Opera Picks Up Webkit Engine 314
New submitter nthitz writes "Opera has announced that they will be dropping their rendering engine Presto, in favor of Webkit. This knocks the number of major rendering engines down to three. Opera will also be adopting the Chromium V8 Javascript engine. The news coincides with their announcement of 300 million users. '300 million marks the first lap, but the race goes on,' says Lars Boilesen, CEO of Opera Software. 'On the final stretch up to 300 million users, we have experienced the fastest acceleration in user growth we have ever seen. Now, we are shifting into the next gear to claim a bigger piece of the pie in the smartphone market.'"
They've already submitted patches to improve multi-column layouts even.
Monoculture, here we come (again) (Score:4, Interesting)
Cost related? (Score:5, Interesting)
Just speculation, but I wonder if this is cost related. It can't be cheap to keep Presto up to par with Webkit and Gecko. Using Webkit instead means they can spend less money on that, and devote more to the UI without particularly affecting the browser's standards compliance.
So in that sense it seems like a sound business decision.
Re:Monoculture, here we come (again) (Score:4, Interesting)
Since Opera's engines were closed source anyway, I don't see the diversity they provided as terribly valuable. If they open source the stuff they're abandoning now (as they definitively should), that will be far more valuable.
Makes sense... (Score:5, Interesting)
As a web developer, I should be happy about this development, but the fact is: Opera was always standards compliant and as a user I liked how it rendered pages (qucikly and without any white screen gaps between page loads).

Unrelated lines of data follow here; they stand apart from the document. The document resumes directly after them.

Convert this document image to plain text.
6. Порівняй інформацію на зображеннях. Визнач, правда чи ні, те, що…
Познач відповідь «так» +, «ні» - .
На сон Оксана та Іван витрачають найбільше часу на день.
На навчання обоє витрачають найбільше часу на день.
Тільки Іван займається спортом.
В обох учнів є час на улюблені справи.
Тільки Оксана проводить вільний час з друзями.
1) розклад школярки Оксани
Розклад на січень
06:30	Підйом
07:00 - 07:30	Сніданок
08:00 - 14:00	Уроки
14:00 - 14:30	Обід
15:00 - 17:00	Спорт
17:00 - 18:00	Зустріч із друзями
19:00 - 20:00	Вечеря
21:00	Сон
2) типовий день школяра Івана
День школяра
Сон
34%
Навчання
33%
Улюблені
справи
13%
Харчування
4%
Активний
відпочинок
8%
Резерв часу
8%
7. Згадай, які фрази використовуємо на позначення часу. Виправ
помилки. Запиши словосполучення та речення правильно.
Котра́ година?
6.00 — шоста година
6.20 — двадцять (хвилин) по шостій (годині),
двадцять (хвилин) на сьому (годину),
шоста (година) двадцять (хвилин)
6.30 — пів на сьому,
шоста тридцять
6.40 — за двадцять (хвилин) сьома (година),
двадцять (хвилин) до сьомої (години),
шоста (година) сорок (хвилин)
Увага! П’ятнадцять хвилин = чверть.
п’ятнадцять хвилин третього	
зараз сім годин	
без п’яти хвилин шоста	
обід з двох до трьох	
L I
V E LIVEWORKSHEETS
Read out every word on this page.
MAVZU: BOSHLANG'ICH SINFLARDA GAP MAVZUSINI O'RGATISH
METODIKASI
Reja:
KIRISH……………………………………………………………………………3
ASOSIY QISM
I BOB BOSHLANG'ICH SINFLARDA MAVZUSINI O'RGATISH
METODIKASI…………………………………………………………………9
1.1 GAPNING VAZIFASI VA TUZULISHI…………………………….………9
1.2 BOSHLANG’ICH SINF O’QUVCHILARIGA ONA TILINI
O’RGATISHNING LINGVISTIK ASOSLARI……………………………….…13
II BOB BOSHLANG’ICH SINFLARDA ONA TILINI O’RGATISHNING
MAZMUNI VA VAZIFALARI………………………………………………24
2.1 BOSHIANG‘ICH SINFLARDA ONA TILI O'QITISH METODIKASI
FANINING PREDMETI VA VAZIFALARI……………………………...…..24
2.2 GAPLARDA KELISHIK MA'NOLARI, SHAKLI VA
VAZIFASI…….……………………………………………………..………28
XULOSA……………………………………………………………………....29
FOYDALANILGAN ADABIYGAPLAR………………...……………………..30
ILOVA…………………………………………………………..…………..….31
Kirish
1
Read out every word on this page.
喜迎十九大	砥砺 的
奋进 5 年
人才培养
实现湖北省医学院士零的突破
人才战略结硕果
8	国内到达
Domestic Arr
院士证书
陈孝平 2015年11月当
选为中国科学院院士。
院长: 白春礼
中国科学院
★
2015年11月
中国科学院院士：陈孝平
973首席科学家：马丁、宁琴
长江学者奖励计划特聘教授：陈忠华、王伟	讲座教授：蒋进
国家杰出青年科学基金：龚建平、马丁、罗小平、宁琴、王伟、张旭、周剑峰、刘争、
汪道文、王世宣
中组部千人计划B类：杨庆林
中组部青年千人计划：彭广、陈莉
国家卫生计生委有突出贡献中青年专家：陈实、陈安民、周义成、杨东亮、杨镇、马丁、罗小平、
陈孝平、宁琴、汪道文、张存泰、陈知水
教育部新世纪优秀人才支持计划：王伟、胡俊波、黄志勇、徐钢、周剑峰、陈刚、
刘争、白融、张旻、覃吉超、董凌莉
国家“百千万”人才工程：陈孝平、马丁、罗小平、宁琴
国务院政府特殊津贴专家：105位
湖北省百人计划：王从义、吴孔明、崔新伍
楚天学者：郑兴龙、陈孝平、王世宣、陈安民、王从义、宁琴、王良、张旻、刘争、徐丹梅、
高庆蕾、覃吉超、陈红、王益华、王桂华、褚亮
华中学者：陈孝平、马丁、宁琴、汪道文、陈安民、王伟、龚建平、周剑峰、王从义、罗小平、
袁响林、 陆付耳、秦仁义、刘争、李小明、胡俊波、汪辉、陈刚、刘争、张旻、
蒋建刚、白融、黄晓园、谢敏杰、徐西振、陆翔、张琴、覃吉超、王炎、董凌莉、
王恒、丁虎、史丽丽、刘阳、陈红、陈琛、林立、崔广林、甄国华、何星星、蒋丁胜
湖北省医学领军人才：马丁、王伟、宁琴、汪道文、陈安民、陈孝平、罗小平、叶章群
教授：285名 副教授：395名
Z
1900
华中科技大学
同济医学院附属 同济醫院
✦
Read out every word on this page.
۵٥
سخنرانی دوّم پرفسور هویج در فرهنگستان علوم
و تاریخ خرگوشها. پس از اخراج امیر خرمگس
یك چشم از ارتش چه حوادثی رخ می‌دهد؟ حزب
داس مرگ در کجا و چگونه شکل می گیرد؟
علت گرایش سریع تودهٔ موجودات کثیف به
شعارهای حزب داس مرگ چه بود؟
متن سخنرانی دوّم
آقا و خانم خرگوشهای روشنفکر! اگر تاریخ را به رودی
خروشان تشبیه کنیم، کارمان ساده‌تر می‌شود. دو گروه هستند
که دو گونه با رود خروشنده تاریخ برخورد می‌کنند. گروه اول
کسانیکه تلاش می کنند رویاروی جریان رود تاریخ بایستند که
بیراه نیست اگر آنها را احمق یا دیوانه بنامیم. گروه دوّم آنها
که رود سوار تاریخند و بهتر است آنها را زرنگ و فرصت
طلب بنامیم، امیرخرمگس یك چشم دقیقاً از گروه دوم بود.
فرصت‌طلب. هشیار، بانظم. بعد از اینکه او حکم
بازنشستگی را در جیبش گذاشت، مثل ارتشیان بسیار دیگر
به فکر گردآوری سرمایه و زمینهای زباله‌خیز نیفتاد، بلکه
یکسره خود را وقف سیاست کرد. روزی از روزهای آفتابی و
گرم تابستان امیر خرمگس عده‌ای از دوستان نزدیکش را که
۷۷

But it probably makes sense for them. Webkit is solid and their costs will probably go down dramatically.
Re:Monoculture, here we come (again) (Score:5, Interesting)
A browser monoculture based on webkit is at least better than a monoculture based on a closed source rendering engine...
Just how bad it is, really comes down to who controls it and how much input other people have into it.
Of course without intervention pretty much everything will end up heading towards a monoculture... Linux for instance has pretty much killed the varied proprietary unixes that existed just as x86 has killed the risc processors they ran on.
So if a monoculture is inevitable, then minimising the damage by keeping it open is the best you can hope for.
Re:Monoculture, here we come (again) (Score:4, Interesting)
Operas code is quite clean. Way easier to read and understand than Firefox's. Don't know how it compares to Webkit code-wise.